Biasanya pihak wanita akan segera menerima persembahan yang dibawa oleh pihak pria dengan simbol sirih-pinang. Ini berbeda jika prosesi meminang secara baik-baik. Yang mana dalam pertemuan peminangan seorang wanita secara baik-baik akan terjadi pembicaraan untuk mendapatkan jawaban yang pasti dari pasangan yang akan dijodohkan. Biasanya pihak perempuan akan memberikan jawaban dalam tempo beberapa hari. Adanya tenggat waktu adalah agar perempuan tersebut tidak dianggap “menjual murah” yang begitu mudah langsung menerima lamaran. Masa tenggang tersebut juga difungsikan untuk berunding dengan keluarga dan saudara pihak perempuan, di samping juga untuk menyelidik latar belakang laki-laki secara teliti dan hati-hati. Sedangkan jika Lumanga tidak memberi tenggat waktu. Jika pihak laki-laki melakukan pelanggaran berat terhadap pihak perempuan maka Lumanga dilakukan dengan menyerahkan 4 ekor kerbau tanpa menikahi perempuan yang menerima Langa.

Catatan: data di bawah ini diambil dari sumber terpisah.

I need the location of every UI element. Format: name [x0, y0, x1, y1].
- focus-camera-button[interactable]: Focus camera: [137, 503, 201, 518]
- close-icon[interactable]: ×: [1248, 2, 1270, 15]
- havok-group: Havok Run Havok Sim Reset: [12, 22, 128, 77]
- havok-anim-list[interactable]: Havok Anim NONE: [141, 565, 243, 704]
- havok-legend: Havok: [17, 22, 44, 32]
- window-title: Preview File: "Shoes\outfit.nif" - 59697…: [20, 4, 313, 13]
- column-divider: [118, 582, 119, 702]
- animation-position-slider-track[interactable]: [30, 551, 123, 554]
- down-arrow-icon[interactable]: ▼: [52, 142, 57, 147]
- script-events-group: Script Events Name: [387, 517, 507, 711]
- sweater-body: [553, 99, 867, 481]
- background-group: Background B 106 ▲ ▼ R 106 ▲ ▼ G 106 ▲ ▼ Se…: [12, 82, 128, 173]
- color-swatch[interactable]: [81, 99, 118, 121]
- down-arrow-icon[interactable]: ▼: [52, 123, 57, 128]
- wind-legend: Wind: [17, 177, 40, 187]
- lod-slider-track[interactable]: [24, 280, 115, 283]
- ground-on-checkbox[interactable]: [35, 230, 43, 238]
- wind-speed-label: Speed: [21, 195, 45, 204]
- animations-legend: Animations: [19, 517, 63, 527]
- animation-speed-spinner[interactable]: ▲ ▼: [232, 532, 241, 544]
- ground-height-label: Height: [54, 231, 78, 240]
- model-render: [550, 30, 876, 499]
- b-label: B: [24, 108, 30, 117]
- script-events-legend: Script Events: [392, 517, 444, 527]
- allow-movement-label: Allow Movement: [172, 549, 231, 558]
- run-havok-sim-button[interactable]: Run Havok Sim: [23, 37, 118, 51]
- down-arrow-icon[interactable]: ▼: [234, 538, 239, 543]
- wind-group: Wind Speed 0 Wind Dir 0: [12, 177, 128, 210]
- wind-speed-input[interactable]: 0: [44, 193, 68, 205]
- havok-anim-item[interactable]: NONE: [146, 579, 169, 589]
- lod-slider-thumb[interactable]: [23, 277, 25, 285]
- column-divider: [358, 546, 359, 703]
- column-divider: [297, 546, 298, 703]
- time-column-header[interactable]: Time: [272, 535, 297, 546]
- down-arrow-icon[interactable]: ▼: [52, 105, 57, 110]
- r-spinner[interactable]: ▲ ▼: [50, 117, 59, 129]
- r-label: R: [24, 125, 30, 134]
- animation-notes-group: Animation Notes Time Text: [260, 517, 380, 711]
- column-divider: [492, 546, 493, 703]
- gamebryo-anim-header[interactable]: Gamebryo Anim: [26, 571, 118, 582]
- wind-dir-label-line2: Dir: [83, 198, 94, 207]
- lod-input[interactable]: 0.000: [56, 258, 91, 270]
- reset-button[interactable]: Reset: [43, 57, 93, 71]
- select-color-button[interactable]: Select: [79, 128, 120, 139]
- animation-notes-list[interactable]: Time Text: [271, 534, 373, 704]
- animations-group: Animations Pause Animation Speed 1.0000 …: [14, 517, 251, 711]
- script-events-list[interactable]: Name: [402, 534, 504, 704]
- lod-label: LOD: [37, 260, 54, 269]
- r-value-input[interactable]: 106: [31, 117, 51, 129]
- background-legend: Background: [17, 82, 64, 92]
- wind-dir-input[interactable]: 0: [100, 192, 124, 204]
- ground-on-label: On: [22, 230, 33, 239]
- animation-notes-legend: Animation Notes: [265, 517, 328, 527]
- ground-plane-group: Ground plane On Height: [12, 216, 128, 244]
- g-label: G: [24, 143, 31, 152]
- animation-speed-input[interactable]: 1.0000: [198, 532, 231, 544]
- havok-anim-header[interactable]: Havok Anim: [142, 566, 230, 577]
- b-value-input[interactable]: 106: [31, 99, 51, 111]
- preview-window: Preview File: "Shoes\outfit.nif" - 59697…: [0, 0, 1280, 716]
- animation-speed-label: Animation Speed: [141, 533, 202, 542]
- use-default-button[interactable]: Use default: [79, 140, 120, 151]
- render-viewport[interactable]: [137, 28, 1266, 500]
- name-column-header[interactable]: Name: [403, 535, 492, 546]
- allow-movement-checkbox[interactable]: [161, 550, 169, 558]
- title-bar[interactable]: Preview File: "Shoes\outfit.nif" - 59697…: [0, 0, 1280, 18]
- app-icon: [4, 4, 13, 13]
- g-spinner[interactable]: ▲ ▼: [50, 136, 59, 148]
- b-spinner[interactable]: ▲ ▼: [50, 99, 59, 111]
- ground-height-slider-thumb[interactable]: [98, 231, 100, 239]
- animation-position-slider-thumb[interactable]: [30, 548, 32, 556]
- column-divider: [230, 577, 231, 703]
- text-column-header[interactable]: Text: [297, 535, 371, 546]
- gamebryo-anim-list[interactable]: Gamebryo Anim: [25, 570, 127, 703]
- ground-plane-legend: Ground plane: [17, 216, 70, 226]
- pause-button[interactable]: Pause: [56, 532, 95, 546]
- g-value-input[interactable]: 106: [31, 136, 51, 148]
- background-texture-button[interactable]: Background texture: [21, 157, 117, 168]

Adat Lumanga hampir tak pernah lagi terdengar gaungnya sejak tahun 80-an kendati terjadi pelanggaran adat. Cenderung penyelesaiannya lebih simpel dan bahkan tak ada yang bertanggung jawab akan hal tersebut. Ini dikarenakan banyak faktor, diantaranya karena sudah langkanya Kerbau di tanah Kabaena sebagai syarat utama Lumanga. Juga dengan hadirnya teknologi digital semacam alat komunikasi via telpon, sms, email dan lain sebagainya yang memungkinkan para sejoli atau pria yang hendak menyambangi wanita idamannya bisa melakukan komunikasi tanpa harus bertemu sesering zaman dulu. dan mungkin ini juga yang kadang meruntuhkan nilai-nilai etika yang dibangun oleh mbue-mbuento terdahulu. <!—more?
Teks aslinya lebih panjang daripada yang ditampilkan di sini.